In this case the Bollinger Bands based algorithm executed 56 transactions and the total comissions paid was 19.60$. Unfortunately, in Europe – depending on the specific country – commissions are usually much higher.

It’s the perfect real-world reminder:

Trading less often is sometimes the best strategy.

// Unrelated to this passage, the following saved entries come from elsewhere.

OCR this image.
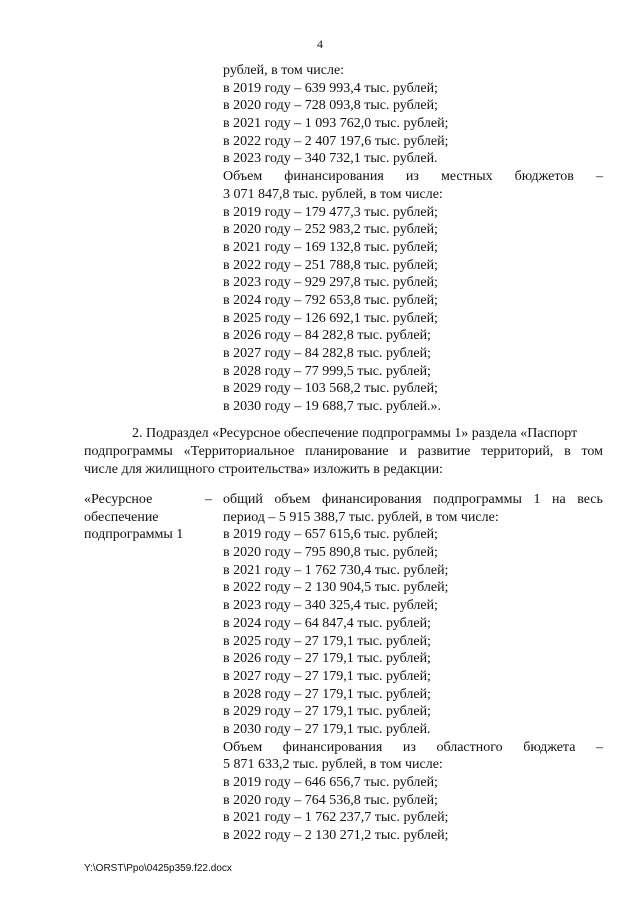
4
рублей, в том числе:
в 2019 году – 639 993,4 тыс. рублей;
в 2020 году – 728 093,8 тыс. рублей;
в 2021 году – 1 093 762,0 тыс. рублей;
в 2022 году – 2 407 197,6 тыс. рублей;
в 2023 году – 340 732,1 тыс. рублей.
Объем финансирования из местных бюджетов –
3 071 847,8 тыс. рублей, в том числе:
в 2019 году – 179 477,3 тыс. рублей;
в 2020 году – 252 983,2 тыс. рублей;
в 2021 году – 169 132,8 тыс. рублей;
в 2022 году – 251 788,8 тыс. рублей;
в 2023 году – 929 297,8 тыс. рублей;
в 2024 году – 792 653,8 тыс. рублей;
в 2025 году – 126 692,1 тыс. рублей;
в 2026 году – 84 282,8 тыс. рублей;
в 2027 году – 84 282,8 тыс. рублей;
в 2028 году – 77 999,5 тыс. рублей;
в 2029 году – 103 568,2 тыс. рублей;
в 2030 году – 19 688,7 тыс. рублей.».
2. Подраздел «Ресурсное обеспечение подпрограммы 1» раздела «Паспорт
подпрограммы «Территориальное планирование и развитие территорий, в том
числе для жилищного строительства» изложить в редакции:
«Ресурсное
обеспечение
подпрограммы 1
– общий объем финансирования подпрограммы 1 на весь
период – 5 915 388,7 тыс. рублей, в том числе:
в 2019 году – 657 615,6 тыс. рублей;
в 2020 году – 795 890,8 тыс. рублей;
в 2021 году – 1 762 730,4 тыс. рублей;
в 2022 году – 2 130 904,5 тыс. рублей;
в 2023 году – 340 325,4 тыс. рублей;
в 2024 году – 64 847,4 тыс. рублей;
в 2025 году – 27 179,1 тыс. рублей;
в 2026 году – 27 179,1 тыс. рублей;
в 2027 году – 27 179,1 тыс. рублей;
в 2028 году – 27 179,1 тыс. рублей;
в 2029 году – 27 179,1 тыс. рублей;
в 2030 году – 27 179,1 тыс. рублей.
Объем финансирования из областного бюджета –
5 871 633,2 тыс. рублей, в том числе:
в 2019 году – 646 656,7 тыс. рублей;
в 2020 году – 764 536,8 тыс. рублей;
в 2021 году – 1 762 237,7 тыс. рублей;
в 2022 году – 2 130 271,2 тыс. рублей;
Y:\ORST\Ppo\0425p359.f22.docx
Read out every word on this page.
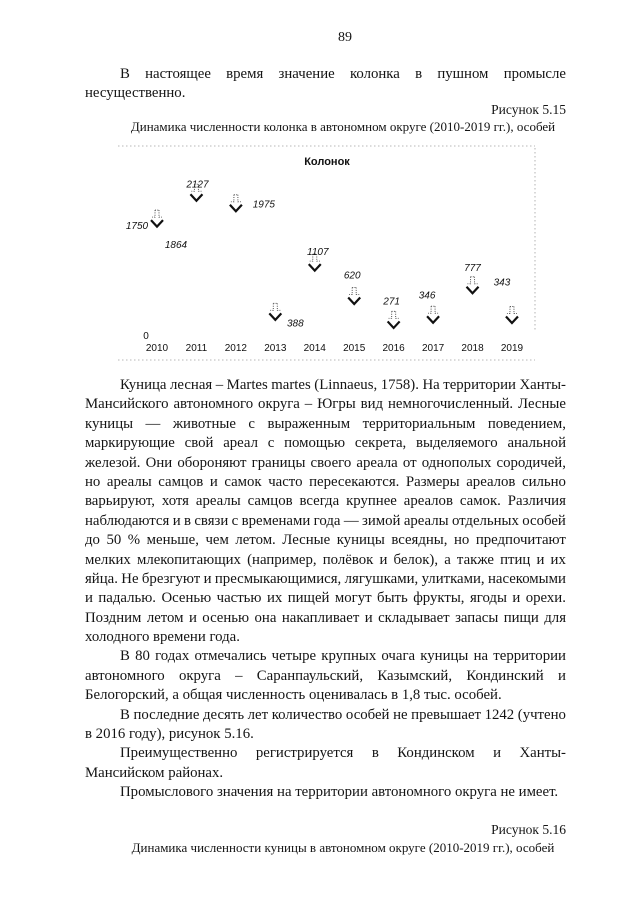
89
В настоящее время значение колонка в пушном промысле
несущественно.
Рисунок 5.15
Динамика численности колонка в автономном округе (2010-2019 гг.), особей
Колонок
0
1864
2010
1750
2011
2127
2012
1975
2013
388
2014
1107
2015
620
2016
271
2017
346
2018
777
2019
343
Куница лесная – Martes martes (Linnaeus, 1758). На территории Ханты-
Мансийского автономного округа – Югры вид немногочисленный. Лесные
куницы — животные с выраженным территориальным поведением,
маркирующие свой ареал с помощью секрета, выделяемого анальной
железой. Они обороняют границы своего ареала от однополых сородичей,
но ареалы самцов и самок часто пересекаются. Размеры ареалов сильно
варьируют, хотя ареалы самцов всегда крупнее ареалов самок. Различия
наблюдаются и в связи с временами года — зимой ареалы отдельных особей
до 50 % меньше, чем летом. Лесные куницы всеядны, но предпочитают
мелких млекопитающих (например, полёвок и белок), а также птиц и их
яйца. Не брезгуют и пресмыкающимися, лягушками, улитками, насекомыми
и падалью. Осенью частью их пищей могут быть фрукты, ягоды и орехи.
Поздним летом и осенью она накапливает и складывает запасы пищи для
холодного времени года.
В 80 годах отмечались четыре крупных очага куницы на территории
автономного округа – Саранпаульский, Казымский, Кондинский и
Белогорский, а общая численность оценивалась в 1,8 тыс. особей.
В последние десять лет количество особей не превышает 1242 (учтено
в 2016 году), рисунок 5.16.
Преимущественно регистрируется в Кондинском и Ханты-
Мансийском районах.
Промыслового значения на территории автономного округа не имеет.
Рисунок 5.16
Динамика численности куницы в автономном округе (2010-2019 гг.), особей
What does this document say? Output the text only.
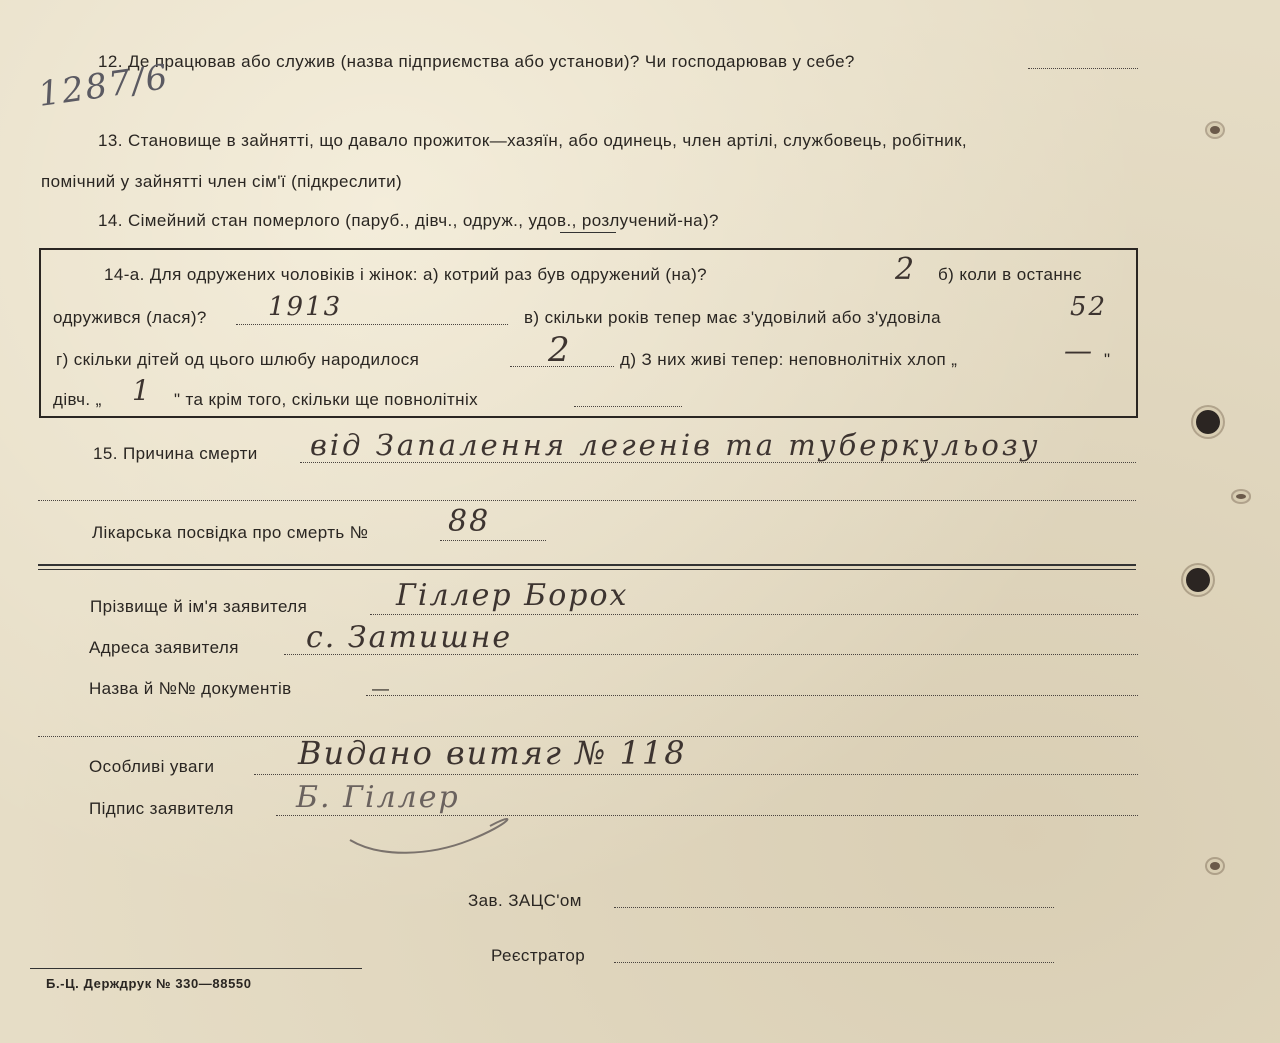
12. Де працював або служив (назва підприємства або установи)? Чи господарював у себе?
1287/6
13. Становище в зайнятті, що давало прожиток—хазяїн, або одинець, член артілі, службовець, робітник,
помічний у зайнятті член сім'ї (підкреслити)
14. Сімейний стан померлого (паруб., дівч., одруж., удов., розлучений-на)?
14-а. Для одружених чоловіків і жінок: а) котрий раз був одружений (на)?	2 б) коли в останнє
одружився (лася)? 1913	в) скільки років тепер має з'удовілий або з'удовіла	52
г) скільки дітей од цього шлюбу народилося	2	д) З них живі тепер: неповнолітніх хлоп „	— "
дівч. „ 1 " та крім того, скільки ще повнолітніх
15. Причина смерти від Запалення легенів та туберкульозу
Лікарська посвідка про смерть №	88
Прізвище й ім'я заявителя	Гіллер Борох
Адреса заявителя с. Затишне
Назва й №№ документів	—
Особливі уваги	Видано витяг № 118
Підпис заявителя Б. Гіллер
Зав. ЗАЦС'ом
Реєстратор
Б.-Ц. Держдрук № 330—88550
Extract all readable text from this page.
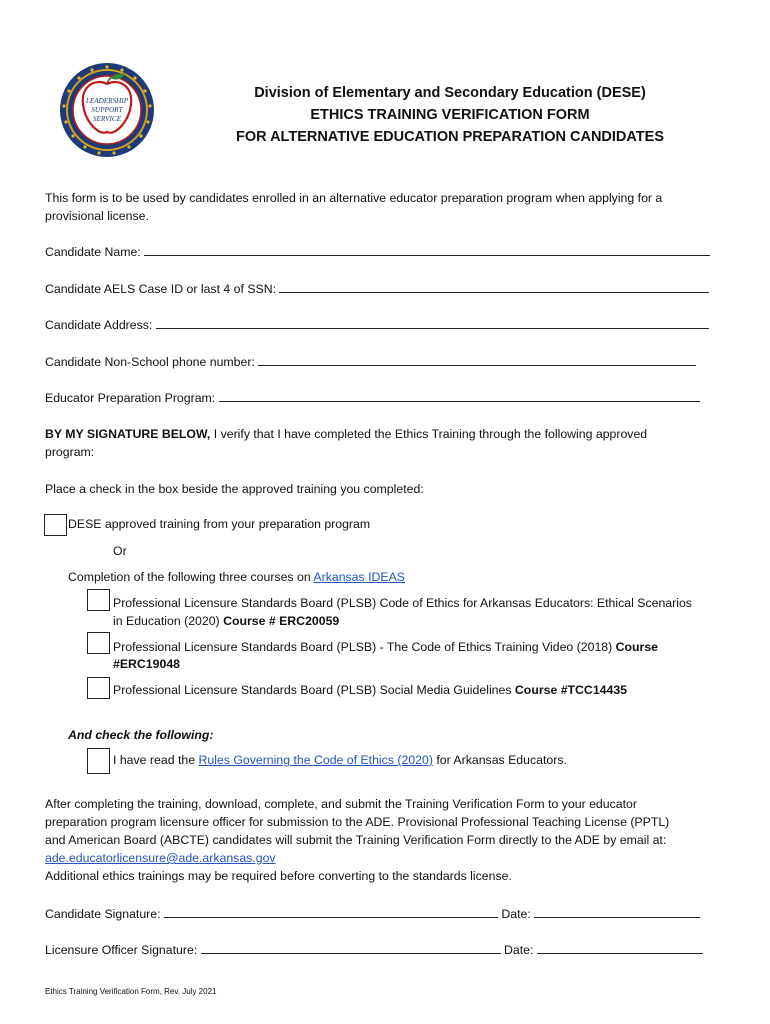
LEADERSHIP
SUPPORT
SERVICE
Division of Elementary and Secondary Education (DESE)
ETHICS TRAINING VERIFICATION FORM
FOR ALTERNATIVE EDUCATION PREPARATION CANDIDATES
This form is to be used by candidates enrolled in an alternative educator preparation program when applying for a
provisional license.
Candidate Name:
Candidate AELS Case ID or last 4 of SSN:
Candidate Address:
Candidate Non-School phone number:
Educator Preparation Program:
BY MY SIGNATURE BELOW, I verify that I have completed the Ethics Training through the following approved
program:
Place a check in the box beside the approved training you completed:
DESE approved training from your preparation program
Or
Completion of the following three courses on Arkansas IDEAS
Professional Licensure Standards Board (PLSB) Code of Ethics for Arkansas Educators: Ethical Scenarios
in Education (2020) Course # ERC20059
Professional Licensure Standards Board (PLSB) - The Code of Ethics Training Video (2018) Course
#ERC19048
Professional Licensure Standards Board (PLSB) Social Media Guidelines Course #TCC14435
And check the following:
I have read the Rules Governing the Code of Ethics (2020) for Arkansas Educators.
After completing the training, download, complete, and submit the Training Verification Form to your educator
preparation program licensure officer for submission to the ADE. Provisional Professional Teaching License (PPTL)
and American Board (ABCTE) candidates will submit the Training Verification Form directly to the ADE by email at:
ade.educatorlicensure@ade.arkansas.gov
Additional ethics trainings may be required before converting to the standards license.
Candidate Signature:	Date:
Licensure Officer Signature:	Date:
Ethics Training Verification Form, Rev. July 2021
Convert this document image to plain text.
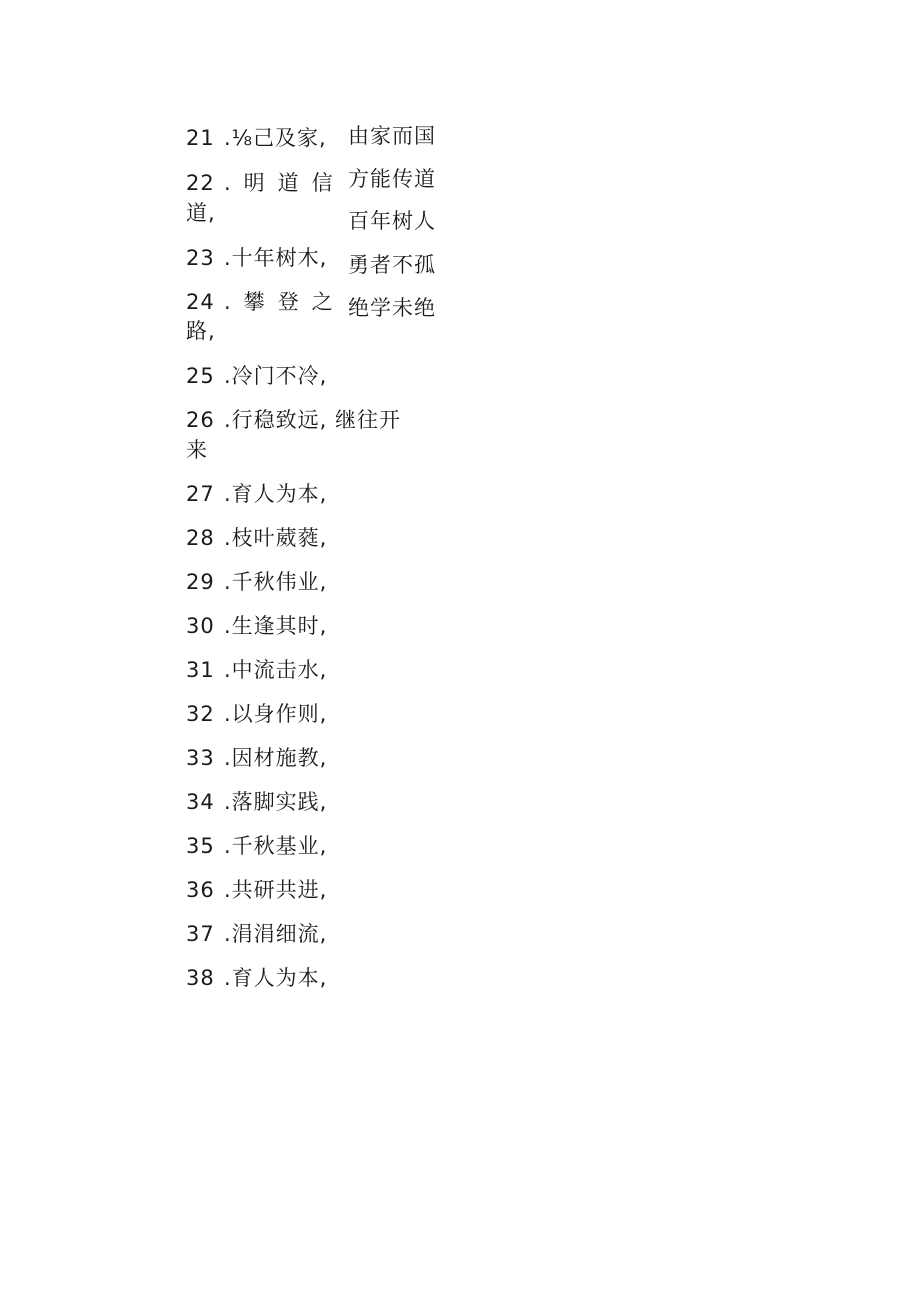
21 .⅛己及家,
22 .明道信
道,
23 .十年树木,
24 .攀登之
路,
25 .冷门不冷,
26 .行稳致远, 继往开
来
27 .育人为本,
28 .枝叶葳蕤,
29 .千秋伟业,
30 .生逢其时,
31 .中流击水,
32 .以身作则,
33 .因材施教,
34 .落脚实践,
35 .千秋基业,
36 .共研共进,
37 .涓涓细流,
38 .育人为本,
由家而国
方能传道
百年树人
勇者不孤
绝学未绝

Even professional quant funds obsess over execution cost, slippage, and spreads – because these tiny percentages add up fast.

Step 6: Lessons Learned

So what did we discover?

  1. You can build a working trading algorithm in under 100 lines of Python.
    It’s fun, educational, and feels powerful.
  2. Simple ideas aren’t enough.
    What looks great in theory can lose to a basic buy & hold portfolio.
  3. Markets have regimes.
    Mean-reversion works best in sideways markets; trend-following works best in long trends.
  4. Backtesting ≠ real profits.
    The future never behaves like the past – and slippage, taxes, and emotions all matter.

What’s Next?

Ideas for future posts to explore this topic in more depth:

  • Optimize Bollinger parameters.
  • Improve risk management and position sizing.
  • Compare different indicators like RSI or MACD.
  • Try machine learning models.

But before we go there – take a moment to appreciate the quiet wisdom of buy & hold.
Sometimes the simplest algorithm is the one that does nothing at all.

Final Thoughts

Algorithmic trading is like chess against the market.
You can teach your computer the rules – but the market always plays black, and it’s faster, richer, and less emotional than you are.

Still, coding strategies like this is incredibly rewarding.
You learn data analysis, finance, and probability – and you can test ideas without losing real money.